Mettendo a confronto i dati dichiarati dalla case con un ampio set di rilevazioni nella vita reale elaborato da compagnie di leasing, riviste specializzate e associazioni dei consumatori un altro report, elaborato dall'International Council on Clean Transportation nel maggio 2013 (il documento), mostra evidenti discrepanze nei dati resi noti e quelli effettivi: Bmw-Audi pubblicizza valori in media del 30% inferiori al reale, Mercedes del 26%, Fiat del 24%, Peugeot-Citroen del 16%, Toyota del 15%.
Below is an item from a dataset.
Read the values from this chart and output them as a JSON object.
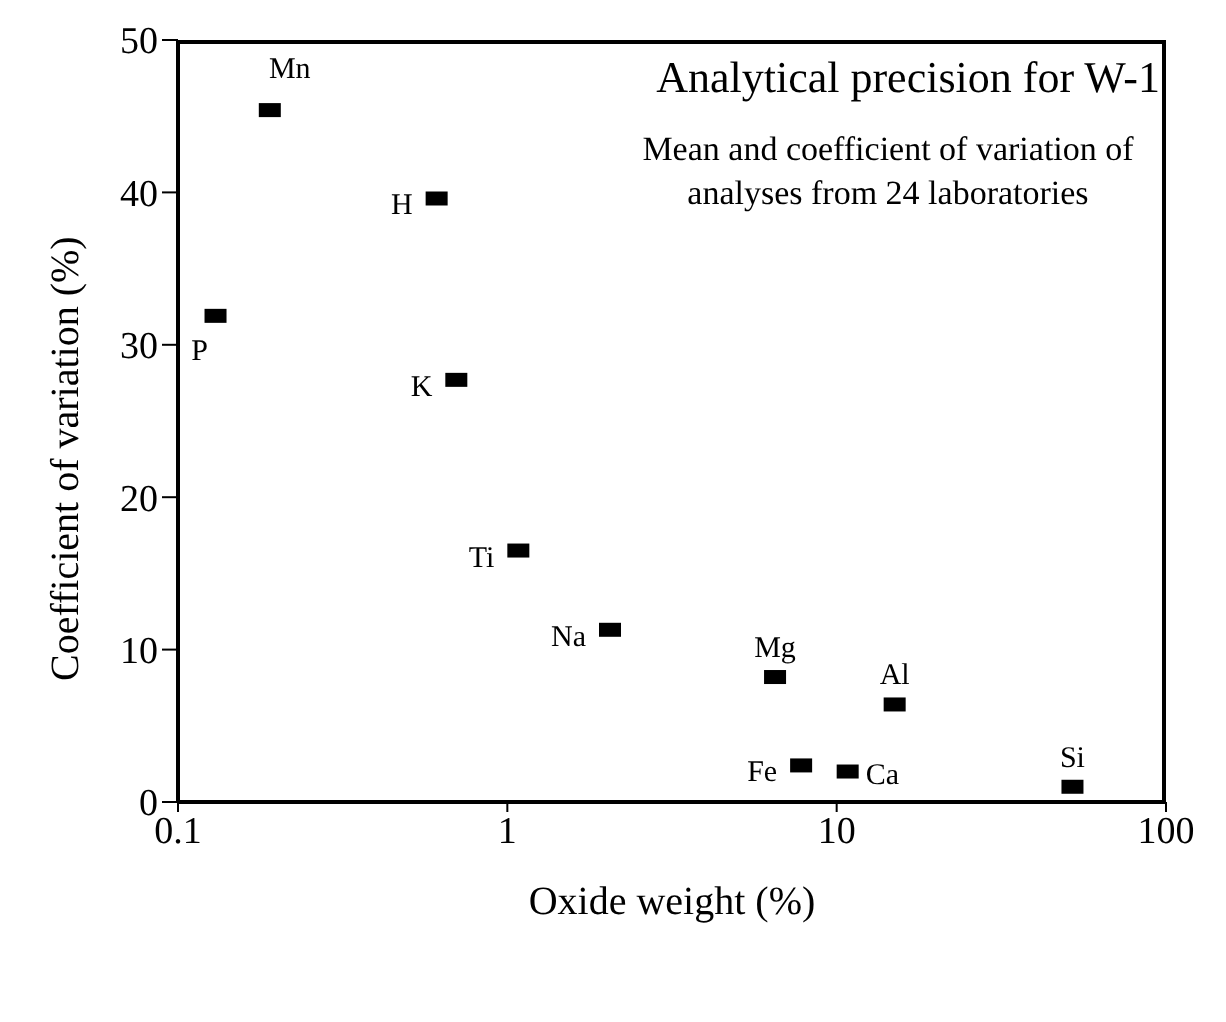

E negli anni il vizietto si è aggravato: nel 2001 lo scostamento medio era del 10%, nel 2011 è diventato del 25%.
SERVE UN ENTE DI CONTROLLO. «Che siano manipolate o derivanti da controlli inadeguati le discrepanze dei valori reali di emissioni con quelli dichiarati sono destinati ad avere ripercussioni importanti sul settore dal punto di vista economico ma soprattutto aprono scenari rilevanti sull'ambiente e sulla salute umana», sottolinea ancora Zampetti di Legambiente.
«Lo Iarc (la International agency for research on cancer, l'agenzia dell'Oms che si occupa di ricerca sui tumori, ndr) ha certificato in particolare che i gas di scarico dei motori diesel sono cancerogeni», ha ricordato l'esperto.
«È evidente che dati certificati e sottostimati sulle emissioni aprono uno scenario preoccupante. E rendono la costituzione di un soggetto terzo e indipendente di indagine, come lo è l'Epa negli Usa, una necessità inderogabile».
IN UE LIMITI PIÙ SEVERI CHE IN USA. A legittimare i sospetti sulle rilevazioni si aggiunge il fatto che in Europa i limiti imposti sulle emissioni sono teoricamente assai più rigidi di quelle degli Usa (è previsto che costruttori di auto entro il 2015 abbiano una gamma con una media di 130 gamma di CO2 per chilometro e nel 2021 questo valore deve scendere a 95). Un motivo per credere che lo scandalo sia globale.
«Ogni grammo in meno nella media di CO2 emessa dalla gamma Volkswagen costa al gruppo 100 milioni di euro in ricerca e sviluppo», aveva dichiarato nel 2014 l'amministratore delegato del gruppo tedesco, Martin Winterkorn.
Una frase che riletta dopo la bufera assume un significato grottesco.
«Volkswagen responsabile di 1 milione di tonnellate di ossidi di azoto l'anno»
Secondo l'allarmante stima fatta dal quotidiano britannico Guardian, l'aver truccato i test su 11 milioni di veicoli rende la sola Volkswagen responsabile di circa 1 milione di tonnellate di ossidi di azoto all'anno.
E l'impatto delle emissioni, ha sottolineato il giornale, potrebbe essere molto più elevato in Europa, dove quasi la metà delle auto sono diesel rispetto al misero 3% degli Usa.
CODACONS VUOLE AGIRE. Il Codacons, già intenta a raccogliere migliaia di adesioni alla class action contro il colosso tedesco da avviare negli Usa, sta vagliando la possibilità di ulteriori azioni legali da intraprendere in Italia a tutela degli automobilisti proprietari di vetture a marchio VW.
Lo comunica l'associazione dei consumatori.
CHIESTO UN CERTIFICATO. «In questa situazione di incertezza riteniamo indispensabile appurare il rispetto delle norme sulle emissioni sia per le autovetture Volkswagen attualmente in vendita, sia per i modelli già circolanti nel nostro Paese, attraverso un apposito certificato rilasciato dal ministero dei Trasporti di concerto con quello dello Sviluppo economico».
E se dovessero emergere irregolarità anche per le automobili vendute in Italia, ha rincarato l'ente di tutela, sarebbe inevitabile una richiesta di ritiro delle vetture commercializzate nel nostro Paese da parte dell'associazione, con conseguente azione risarcitoria in difesa degli automobilisti.
«CON EURO 6 BASTA TEST IN LABORATORIO». Pur non volendo entrare nel merito della bufera che ha investito Volkswagen, l'Acea (l'associazione dei costruttori di automobili europei) ha voluto ricordare che con la nuova normativa Euro 6 «presto si richiederà per la prima volta in Ue che i test delle emissioni non vengano fatti in laboratorio, ma in tutte le condizioni di guida».